Thirdly, your loyalty program is one of the aspects prone to suffering the most damage. Why? Because it’s already hard enough to gain trust to promote your loyalty program without losing authenticity and sounding like you’re in desperate need of people’s email addresses. You might be, of course, but that’s not the point. Loyalty programs are amazing for customer retention, but the second you give the customer doubts about your credibility as a brand because you’re not consistent in your operations, the first thing they’ll abandon, delete or put away is your loyalty program. So watch out.

Ways to improve consistency

Now that we’ve identified the problem and the negative impact it will leave behind, it’s time to do damage control and figure out how to avoid the problem in the first place.

Step N1: follow the same tone and theme everywhere

Instagram and Twitter are more fun; Facebook is a little more serious, your website is… well, whatever you decide it to be. Of course, every platform has its differences and specifications.

However, your brand tone and voice should never stutter because of that. Keep the consistency by creating the same content for all platforms but adapting it to each one’s requirements. Don’t go all bubbly on Twitter and send boring email newsletters to your customers the next day.

People take everything personally. There’s not much in this world humans don’t get attached to emotionally. If you’re hoping to have customers be dedicated to you and yet you keep giving them mixed signals, that will end like all relationships with similar issues — break up.

Design your newsletter in the same style you do your social media content. Design all your content, accordingly, in the same tone of your website. Use the same language. Instruct your support team to speak the same language

Your voice should match your message. Everywhere.

Step N2: optimize your loyalty program with the above step

Think of your loyalty program as one of your platforms to communicate your message since you’re indeed interacting with your customers using Say2B.
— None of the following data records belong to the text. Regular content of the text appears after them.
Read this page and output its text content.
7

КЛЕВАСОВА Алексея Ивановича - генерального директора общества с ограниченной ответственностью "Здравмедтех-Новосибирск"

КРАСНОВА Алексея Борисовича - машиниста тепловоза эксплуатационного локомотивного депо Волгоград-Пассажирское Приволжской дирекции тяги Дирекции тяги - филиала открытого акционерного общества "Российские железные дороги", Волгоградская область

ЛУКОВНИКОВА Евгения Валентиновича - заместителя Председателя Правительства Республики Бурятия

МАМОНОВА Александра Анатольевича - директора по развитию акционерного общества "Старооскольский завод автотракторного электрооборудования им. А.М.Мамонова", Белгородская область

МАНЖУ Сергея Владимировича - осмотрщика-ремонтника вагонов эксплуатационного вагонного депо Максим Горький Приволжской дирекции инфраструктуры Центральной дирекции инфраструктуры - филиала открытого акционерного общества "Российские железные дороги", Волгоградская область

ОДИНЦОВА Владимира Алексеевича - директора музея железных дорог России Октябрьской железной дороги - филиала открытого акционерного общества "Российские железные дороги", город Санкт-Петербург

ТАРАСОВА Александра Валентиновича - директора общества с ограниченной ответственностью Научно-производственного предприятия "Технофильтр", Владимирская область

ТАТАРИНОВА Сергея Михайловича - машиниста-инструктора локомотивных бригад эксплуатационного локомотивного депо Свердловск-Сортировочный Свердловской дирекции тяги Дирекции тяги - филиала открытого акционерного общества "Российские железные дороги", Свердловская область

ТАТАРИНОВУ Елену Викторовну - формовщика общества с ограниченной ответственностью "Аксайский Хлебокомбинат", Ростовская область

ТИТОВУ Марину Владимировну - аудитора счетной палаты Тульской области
You can easily, and we mean very easily, personalize and adapt everything to your brand and your mission, your values, and beliefs. Create reward options that are closer to your brand’s voice and tone. Directly speak to your customers and see if you need to adjust something. Don’t shoot for generic rewards everyone else is giving. Choose and adapt perks in harmony with your brand.

Consistency for brands is like oxygen to the brain. More or less. Surveys show that the average revenue increase as a result of brand consistently is 23%. It’s official: inconsistency is the number one reason killing customer trust toward a brand, but luckily, you can easily avoid it.